ENGELS TO J. GUGENHEIM

IN LONDON

[Draft]

[London,] 16 June 1879

I beg to acknowledge receipt of your esteemed letter of 29 May and regret that under present circumstances I cannot comply with the wish expressed in the same that I deliver a lecture to your Society.[1]

The organ of that Society, the Freiheit, has thought fit publicly to attack the attitude of Social-Democratic deputies in the Reichstag.[2] Now even though statements have been made in the Reichstag by certain of our members which I, too, regard as inept (and about which I have not hesitated to express my views privately and in an appropriate place),[3] I can in no way declare myself in agreement with the kind of criticism chosen by the Freiheit and still less with its having felt obliged to pursue this kind of criticism in public.

You will understand that if I were willing to deliver a lecture to the Society under these circumstances, this would inevitably give rise to the view in Germany and elsewhere that I condoned the attitude adopted by the Freiheit.

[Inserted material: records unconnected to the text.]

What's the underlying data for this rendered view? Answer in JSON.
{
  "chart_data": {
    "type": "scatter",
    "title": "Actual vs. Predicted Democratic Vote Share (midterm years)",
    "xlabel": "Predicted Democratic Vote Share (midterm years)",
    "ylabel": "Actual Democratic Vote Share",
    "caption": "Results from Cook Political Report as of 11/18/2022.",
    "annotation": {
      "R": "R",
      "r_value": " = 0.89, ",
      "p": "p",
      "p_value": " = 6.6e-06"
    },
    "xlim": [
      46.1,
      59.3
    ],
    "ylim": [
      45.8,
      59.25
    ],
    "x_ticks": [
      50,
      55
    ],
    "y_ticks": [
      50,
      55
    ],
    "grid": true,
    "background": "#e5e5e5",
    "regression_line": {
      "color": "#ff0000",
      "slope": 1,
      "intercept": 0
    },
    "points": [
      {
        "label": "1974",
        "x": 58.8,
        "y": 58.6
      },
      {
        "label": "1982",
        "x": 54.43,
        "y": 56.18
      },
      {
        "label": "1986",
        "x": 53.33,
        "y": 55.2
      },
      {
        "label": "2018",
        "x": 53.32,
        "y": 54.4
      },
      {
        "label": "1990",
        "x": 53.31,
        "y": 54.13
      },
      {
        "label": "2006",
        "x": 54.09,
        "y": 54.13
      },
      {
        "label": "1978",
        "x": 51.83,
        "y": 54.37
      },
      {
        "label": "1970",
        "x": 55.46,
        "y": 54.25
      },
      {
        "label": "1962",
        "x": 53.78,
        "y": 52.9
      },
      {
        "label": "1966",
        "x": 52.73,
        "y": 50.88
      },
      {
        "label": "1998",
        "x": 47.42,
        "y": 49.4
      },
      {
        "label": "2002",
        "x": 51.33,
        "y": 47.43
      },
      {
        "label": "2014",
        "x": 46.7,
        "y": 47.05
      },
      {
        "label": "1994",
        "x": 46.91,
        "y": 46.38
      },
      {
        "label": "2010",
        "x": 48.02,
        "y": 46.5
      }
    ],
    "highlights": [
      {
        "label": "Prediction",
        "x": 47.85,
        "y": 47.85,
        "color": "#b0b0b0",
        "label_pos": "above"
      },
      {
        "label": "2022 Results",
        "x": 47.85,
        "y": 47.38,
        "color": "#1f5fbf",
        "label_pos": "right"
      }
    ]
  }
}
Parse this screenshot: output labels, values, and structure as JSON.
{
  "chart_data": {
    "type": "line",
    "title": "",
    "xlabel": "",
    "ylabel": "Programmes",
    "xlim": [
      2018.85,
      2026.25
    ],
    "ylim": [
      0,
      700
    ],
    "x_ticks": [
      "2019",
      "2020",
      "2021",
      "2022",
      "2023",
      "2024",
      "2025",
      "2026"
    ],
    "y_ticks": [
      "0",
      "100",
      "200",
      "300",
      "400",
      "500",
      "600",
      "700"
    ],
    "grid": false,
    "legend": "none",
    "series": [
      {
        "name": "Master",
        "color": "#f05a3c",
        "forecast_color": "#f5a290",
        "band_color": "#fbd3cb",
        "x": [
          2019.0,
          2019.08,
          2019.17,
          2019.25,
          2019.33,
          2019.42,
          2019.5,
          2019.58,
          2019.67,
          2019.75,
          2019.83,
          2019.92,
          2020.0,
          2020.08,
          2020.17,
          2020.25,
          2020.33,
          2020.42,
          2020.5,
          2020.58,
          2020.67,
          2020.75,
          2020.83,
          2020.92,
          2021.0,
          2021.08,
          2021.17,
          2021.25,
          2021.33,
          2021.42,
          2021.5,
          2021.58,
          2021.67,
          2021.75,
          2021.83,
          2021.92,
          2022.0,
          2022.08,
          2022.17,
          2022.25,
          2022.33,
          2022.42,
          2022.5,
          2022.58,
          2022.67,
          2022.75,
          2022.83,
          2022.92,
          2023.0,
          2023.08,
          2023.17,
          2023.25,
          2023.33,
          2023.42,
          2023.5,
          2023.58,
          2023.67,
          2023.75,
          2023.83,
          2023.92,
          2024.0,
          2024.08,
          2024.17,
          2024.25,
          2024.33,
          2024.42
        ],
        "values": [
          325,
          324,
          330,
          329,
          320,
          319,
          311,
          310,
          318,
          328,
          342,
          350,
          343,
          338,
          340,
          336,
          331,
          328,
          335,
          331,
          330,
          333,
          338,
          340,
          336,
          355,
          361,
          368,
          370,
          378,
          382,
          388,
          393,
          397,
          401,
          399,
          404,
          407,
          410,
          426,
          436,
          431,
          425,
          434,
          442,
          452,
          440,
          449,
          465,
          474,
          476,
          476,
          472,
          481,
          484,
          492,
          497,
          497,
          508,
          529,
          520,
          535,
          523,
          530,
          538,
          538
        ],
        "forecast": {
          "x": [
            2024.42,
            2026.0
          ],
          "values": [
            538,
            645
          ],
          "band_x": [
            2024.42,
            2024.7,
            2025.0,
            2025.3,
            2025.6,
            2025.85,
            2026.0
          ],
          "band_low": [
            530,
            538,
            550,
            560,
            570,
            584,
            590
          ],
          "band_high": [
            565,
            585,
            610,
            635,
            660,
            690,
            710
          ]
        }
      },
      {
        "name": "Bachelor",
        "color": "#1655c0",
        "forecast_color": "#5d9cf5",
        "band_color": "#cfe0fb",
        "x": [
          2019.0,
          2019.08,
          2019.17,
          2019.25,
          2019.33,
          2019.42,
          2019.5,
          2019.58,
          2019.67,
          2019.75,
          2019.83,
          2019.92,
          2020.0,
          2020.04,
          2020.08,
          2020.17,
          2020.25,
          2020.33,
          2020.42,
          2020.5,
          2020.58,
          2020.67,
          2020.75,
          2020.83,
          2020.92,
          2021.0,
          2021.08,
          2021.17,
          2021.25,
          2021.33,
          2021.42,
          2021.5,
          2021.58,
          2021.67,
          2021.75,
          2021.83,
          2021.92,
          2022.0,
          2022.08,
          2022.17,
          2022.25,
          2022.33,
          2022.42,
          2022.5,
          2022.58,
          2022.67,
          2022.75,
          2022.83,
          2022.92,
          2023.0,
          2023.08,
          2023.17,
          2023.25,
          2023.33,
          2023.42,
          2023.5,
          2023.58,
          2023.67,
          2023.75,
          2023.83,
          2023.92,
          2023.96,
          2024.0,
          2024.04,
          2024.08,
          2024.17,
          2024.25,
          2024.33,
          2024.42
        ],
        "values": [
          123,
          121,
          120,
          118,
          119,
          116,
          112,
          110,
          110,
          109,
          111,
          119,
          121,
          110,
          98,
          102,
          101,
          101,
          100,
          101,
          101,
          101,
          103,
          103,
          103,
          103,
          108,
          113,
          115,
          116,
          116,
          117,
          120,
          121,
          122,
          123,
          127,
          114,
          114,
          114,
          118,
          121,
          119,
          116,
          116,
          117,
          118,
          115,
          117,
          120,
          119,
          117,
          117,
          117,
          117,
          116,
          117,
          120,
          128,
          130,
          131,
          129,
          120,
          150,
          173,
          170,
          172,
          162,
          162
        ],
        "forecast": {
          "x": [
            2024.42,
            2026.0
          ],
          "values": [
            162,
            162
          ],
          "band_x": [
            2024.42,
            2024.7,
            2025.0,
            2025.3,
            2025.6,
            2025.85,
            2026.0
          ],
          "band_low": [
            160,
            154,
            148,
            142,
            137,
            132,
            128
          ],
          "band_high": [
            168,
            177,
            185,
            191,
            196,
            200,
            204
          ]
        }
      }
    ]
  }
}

  1. J. Gugenheim, the secretary of the German Workers' Educational Society in London (see Note 55), had asked Engels to deliver 'a scientific lecture' there.
  2. On 24 May 1879, the 'Socialpolitische Rundschau' column of the Freiheit criticised the Social-Democratic deputies' stand in the Reichstag on protective tariffs (see Note 502).
  3. On 16 May, 1879 Engels sent a letter to Wilhelm Bracke (not extant) with the request that he forward it to August Bebel. As follows from Bebel's reply to Bracke of 24 May, Engels criticised Wilhelm Liebknecht's Reichstag speech on the introduction of the state of siege in Berlin (see Note 486) as evidence of the Social-Democrats' submission to the Anti-Socialist Law.